Jesus also said, “Likewise also as it was in the days of Lot…the same day that Lot went out of Sodom it rained fire and brimstone from heaven, and destroyed them all. Even thus shall it be in the day when the Son of man is revealed” [Luke 17:28-30]. In Lot’s day, society was unrestrained, permissive, pornographic, lawless, and perverse. Everyone did as they pleased—deviancy of any sort was accepted as simply alternative lifestyles or progressive expression. Again, the same conditions exist today that reveal we are ripe for God’s judgment. The time of God’s grace is quickly drawing to a close.
Meaning and Implications of “Paradidomi”
“God also gave them up to uncleanness” [Romans 1:24]. The Greek word here is paradidomi that means to surrender, yield, deliver, or give up or over. It also carries the implication of being thrown into prison. Meaning, sometimes God does give up by yielding to our desires. Likewise, the Prodigal son’s father yielded when the rebellious son wanted his own way, yet ended up (imprisoned) ankle deep in pig slop. Up to a point, God restrains us in His mercy, then removes it to allow the judgment (consequences) for choices contrary to His moral standard.
“For this reason God gave them up (paradidomi) to vile passions” [Romans 1:26, parenthesis added]. This is another indication that God indeed gives up on those who persist—yes, even demand, protest, and legislate—to have their own way. If we break down the words “vile passions,” we arrive at disgraceful, dishonoring, shameful, and infamous affections and lusts. Should we desire habits, activities, and lifestyles that are disgusting and perverse in God’s eyes, there comes a time when He makes an adjustment. He yields His merciful and moral restraint and flips a switch in human minds to where they honestly believe their perversity is normal. They won’t know up from down, right from wrong.

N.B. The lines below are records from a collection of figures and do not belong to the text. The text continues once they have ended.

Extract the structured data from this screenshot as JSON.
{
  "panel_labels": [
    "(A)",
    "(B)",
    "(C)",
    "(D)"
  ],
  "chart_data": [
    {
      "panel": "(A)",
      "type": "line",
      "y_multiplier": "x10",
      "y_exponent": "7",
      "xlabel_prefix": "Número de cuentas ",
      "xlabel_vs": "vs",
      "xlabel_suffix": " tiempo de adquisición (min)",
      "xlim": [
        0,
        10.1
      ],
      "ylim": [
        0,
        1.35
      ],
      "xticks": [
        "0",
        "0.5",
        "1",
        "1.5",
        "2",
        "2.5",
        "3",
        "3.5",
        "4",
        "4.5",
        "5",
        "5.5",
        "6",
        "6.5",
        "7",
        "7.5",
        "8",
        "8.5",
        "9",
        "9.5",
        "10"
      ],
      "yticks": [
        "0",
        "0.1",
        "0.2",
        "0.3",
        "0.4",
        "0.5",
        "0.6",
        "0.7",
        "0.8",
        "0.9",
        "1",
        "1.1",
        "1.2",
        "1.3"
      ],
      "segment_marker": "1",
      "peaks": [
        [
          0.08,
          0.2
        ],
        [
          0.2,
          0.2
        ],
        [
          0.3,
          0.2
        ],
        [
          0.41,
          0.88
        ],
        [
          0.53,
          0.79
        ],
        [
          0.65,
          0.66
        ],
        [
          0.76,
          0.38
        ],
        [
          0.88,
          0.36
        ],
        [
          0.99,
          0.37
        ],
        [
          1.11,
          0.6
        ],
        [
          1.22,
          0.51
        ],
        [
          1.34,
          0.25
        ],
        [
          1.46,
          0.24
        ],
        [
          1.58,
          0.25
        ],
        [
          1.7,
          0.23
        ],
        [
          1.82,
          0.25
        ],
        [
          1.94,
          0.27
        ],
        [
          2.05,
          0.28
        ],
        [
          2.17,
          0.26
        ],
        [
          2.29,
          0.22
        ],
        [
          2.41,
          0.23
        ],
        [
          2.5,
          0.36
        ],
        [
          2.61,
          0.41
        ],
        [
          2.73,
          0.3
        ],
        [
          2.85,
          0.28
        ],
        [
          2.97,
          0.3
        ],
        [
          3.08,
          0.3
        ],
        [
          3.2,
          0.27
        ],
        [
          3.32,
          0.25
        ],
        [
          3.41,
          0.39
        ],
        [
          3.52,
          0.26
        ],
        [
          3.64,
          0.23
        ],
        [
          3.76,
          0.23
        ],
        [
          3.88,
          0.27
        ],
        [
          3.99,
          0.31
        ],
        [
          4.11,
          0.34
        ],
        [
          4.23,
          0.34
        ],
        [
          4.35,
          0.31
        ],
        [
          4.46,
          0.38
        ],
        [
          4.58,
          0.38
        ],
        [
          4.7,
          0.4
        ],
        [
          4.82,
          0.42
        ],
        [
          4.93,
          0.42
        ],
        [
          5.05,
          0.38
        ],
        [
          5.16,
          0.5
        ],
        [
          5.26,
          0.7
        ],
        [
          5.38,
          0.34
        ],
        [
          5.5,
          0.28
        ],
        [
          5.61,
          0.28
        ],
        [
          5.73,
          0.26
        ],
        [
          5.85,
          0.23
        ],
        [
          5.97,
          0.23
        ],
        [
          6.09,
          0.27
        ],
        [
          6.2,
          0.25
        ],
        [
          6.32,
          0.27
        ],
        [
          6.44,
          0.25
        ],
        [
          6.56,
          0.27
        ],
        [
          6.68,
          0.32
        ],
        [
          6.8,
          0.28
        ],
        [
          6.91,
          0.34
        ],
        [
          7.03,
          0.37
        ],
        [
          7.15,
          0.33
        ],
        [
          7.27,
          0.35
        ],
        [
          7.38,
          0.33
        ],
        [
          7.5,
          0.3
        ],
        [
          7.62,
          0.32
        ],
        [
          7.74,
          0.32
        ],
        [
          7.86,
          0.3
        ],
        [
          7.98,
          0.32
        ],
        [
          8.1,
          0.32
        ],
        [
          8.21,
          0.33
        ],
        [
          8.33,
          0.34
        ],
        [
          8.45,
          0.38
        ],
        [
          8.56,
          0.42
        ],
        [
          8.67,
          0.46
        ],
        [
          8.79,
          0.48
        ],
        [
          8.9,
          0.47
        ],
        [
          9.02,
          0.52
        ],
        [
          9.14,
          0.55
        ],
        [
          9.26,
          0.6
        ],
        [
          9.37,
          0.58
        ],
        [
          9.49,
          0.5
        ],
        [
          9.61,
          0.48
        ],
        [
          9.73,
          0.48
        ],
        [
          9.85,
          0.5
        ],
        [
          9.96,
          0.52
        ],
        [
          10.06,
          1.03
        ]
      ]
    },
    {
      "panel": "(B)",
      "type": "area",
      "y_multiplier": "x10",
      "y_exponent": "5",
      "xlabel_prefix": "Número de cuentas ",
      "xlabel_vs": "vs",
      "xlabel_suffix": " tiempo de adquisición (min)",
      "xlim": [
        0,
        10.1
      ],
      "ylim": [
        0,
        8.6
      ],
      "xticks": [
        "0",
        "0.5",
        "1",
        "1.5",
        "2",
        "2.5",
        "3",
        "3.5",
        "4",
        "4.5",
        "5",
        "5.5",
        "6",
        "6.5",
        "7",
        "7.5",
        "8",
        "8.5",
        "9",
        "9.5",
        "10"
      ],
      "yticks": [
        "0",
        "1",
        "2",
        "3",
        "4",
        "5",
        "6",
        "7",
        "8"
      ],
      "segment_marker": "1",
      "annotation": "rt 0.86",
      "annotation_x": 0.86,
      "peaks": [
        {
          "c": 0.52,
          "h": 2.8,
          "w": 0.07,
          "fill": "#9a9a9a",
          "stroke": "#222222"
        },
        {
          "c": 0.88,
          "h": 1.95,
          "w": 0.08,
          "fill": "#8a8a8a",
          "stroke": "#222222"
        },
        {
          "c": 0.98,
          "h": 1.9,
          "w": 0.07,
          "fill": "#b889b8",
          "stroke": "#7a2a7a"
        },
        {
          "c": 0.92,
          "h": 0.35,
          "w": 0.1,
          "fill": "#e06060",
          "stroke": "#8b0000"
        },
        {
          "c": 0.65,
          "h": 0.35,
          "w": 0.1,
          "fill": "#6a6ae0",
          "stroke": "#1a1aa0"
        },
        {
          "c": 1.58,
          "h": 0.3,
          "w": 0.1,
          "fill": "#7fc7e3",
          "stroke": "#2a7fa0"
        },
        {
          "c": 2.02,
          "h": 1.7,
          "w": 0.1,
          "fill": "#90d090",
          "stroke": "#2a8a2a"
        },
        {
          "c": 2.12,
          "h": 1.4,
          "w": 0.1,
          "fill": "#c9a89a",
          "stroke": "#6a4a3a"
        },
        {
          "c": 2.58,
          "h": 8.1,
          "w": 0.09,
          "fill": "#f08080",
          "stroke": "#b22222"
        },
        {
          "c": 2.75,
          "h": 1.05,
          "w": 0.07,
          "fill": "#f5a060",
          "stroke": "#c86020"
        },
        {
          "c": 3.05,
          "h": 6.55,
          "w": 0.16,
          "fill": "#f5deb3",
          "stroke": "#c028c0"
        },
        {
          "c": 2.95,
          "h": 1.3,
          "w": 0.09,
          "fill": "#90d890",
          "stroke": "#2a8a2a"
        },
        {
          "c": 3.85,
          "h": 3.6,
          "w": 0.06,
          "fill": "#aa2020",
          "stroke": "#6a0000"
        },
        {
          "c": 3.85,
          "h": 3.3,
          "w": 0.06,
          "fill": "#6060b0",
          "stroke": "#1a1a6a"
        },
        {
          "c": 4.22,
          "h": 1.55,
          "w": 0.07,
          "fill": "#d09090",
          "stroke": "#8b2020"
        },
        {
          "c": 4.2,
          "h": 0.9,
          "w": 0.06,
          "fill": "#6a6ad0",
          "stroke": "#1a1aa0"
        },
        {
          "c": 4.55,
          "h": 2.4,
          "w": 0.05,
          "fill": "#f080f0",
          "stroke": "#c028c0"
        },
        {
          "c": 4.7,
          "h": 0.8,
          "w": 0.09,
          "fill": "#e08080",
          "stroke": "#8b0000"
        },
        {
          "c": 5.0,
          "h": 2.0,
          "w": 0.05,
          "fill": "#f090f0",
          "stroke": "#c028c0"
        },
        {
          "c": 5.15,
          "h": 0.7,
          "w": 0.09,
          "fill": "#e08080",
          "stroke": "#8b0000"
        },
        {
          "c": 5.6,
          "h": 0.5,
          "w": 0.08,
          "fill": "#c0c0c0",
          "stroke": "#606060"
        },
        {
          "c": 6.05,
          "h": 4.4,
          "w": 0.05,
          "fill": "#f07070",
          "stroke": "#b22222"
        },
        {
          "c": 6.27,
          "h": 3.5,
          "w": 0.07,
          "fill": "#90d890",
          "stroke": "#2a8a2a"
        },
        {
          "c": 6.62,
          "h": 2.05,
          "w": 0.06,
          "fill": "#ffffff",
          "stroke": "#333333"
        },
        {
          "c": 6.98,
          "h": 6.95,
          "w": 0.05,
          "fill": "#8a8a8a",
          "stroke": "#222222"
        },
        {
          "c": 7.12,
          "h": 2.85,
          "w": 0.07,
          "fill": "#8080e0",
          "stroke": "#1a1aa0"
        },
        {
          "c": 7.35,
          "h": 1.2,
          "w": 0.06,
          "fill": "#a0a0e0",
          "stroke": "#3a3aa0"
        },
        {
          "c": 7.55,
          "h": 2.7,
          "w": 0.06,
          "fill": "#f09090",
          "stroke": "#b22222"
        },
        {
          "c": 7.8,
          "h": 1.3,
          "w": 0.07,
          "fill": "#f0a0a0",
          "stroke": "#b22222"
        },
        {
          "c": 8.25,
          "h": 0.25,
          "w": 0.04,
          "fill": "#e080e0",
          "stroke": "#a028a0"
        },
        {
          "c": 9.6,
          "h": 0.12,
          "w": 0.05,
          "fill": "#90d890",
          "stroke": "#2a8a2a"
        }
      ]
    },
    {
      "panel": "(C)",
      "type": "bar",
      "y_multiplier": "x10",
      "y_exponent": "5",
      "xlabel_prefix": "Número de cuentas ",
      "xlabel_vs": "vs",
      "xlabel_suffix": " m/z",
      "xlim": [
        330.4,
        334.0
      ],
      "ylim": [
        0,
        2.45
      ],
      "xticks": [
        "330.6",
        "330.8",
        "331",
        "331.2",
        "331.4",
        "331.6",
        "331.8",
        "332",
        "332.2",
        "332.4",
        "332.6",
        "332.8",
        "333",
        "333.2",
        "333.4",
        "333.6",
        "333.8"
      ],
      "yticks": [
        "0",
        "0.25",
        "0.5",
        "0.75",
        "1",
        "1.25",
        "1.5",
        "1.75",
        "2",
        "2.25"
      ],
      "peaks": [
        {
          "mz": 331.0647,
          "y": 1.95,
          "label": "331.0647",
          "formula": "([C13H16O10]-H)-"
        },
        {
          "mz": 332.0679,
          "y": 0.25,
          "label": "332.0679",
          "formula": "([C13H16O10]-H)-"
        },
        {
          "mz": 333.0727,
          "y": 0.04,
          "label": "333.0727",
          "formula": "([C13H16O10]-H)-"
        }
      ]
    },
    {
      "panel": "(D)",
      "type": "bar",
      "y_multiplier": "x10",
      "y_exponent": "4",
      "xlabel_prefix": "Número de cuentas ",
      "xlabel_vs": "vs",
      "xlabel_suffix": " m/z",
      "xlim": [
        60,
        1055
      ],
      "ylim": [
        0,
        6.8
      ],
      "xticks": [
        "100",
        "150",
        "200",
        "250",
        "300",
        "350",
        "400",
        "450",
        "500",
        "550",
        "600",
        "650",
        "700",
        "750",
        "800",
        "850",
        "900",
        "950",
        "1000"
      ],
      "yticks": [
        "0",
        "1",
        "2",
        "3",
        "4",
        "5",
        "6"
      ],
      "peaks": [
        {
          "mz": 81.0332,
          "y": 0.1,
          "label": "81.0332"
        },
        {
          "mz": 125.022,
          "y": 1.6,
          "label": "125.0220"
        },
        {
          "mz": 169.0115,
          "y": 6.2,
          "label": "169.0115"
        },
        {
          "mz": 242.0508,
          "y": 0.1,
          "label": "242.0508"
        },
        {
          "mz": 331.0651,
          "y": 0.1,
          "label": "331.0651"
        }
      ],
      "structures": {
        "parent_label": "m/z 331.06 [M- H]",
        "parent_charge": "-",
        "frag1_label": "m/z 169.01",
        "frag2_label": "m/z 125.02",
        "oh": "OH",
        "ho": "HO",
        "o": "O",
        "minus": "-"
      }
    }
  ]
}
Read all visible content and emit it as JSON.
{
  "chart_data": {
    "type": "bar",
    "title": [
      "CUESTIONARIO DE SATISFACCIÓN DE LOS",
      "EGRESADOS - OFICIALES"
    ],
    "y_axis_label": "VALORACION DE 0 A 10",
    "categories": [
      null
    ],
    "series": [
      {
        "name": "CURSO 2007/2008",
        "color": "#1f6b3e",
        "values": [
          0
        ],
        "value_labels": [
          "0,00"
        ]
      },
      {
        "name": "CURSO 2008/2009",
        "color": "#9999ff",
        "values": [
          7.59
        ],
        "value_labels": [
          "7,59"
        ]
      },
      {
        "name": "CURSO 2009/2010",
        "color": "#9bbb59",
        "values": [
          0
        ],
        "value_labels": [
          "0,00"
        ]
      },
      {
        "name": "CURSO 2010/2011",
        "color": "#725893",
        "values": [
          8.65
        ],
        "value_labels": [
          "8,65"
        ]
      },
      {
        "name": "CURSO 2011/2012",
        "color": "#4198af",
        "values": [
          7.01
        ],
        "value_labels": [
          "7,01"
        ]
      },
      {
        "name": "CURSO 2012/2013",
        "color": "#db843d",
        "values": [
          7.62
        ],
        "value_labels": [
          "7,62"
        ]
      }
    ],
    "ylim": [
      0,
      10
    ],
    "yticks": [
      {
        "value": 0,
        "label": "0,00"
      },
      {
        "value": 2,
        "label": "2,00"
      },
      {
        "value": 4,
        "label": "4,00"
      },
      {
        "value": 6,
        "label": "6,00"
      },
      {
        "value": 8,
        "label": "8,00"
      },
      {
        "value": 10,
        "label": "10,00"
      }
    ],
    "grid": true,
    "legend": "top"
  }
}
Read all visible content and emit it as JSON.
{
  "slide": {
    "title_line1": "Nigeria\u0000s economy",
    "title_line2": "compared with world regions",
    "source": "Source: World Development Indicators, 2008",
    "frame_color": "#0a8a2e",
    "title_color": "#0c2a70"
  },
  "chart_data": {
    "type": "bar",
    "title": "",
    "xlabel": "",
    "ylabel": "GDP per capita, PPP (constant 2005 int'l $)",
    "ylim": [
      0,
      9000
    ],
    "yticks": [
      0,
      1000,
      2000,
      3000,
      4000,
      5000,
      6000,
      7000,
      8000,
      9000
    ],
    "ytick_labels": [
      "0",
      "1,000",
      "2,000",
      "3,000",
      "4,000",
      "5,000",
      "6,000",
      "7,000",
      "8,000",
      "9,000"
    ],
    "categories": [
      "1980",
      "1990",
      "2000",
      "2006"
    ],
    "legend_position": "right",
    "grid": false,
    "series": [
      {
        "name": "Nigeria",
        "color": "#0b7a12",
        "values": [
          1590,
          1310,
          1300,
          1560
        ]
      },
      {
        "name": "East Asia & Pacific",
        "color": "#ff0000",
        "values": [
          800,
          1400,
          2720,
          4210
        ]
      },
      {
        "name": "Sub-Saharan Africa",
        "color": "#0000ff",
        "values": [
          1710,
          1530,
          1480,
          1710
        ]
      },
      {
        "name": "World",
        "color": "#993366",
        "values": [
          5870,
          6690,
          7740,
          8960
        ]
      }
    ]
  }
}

“God gave them over (paradidomi) to a reprobate mind” [Romans 1:28, parenthesis added]. In this case, God honors the deviancy of those who constantly refuse Him, His Word, and His moral standard. He surrenders their minds to the twisted perversity they desire. In that state, they are completely deceived—fully persuaded their immoral mindsets and deviant lifestyles are acceptable.
We are living in a day and age when everyone brushes everything together into a beautiful (though delusional) kaleidoscope of autonomous and relative morality. But this perspective conflicts with God’s warning. “Woe to those who call evil good, and good evil; who put darkness for light, and light for darkness; who put bitter for sweet, and sweet for bitter! Woe to those who are wise in their own eyes, and prudent in their own sight!” [Isaiah 5:20-21, 24].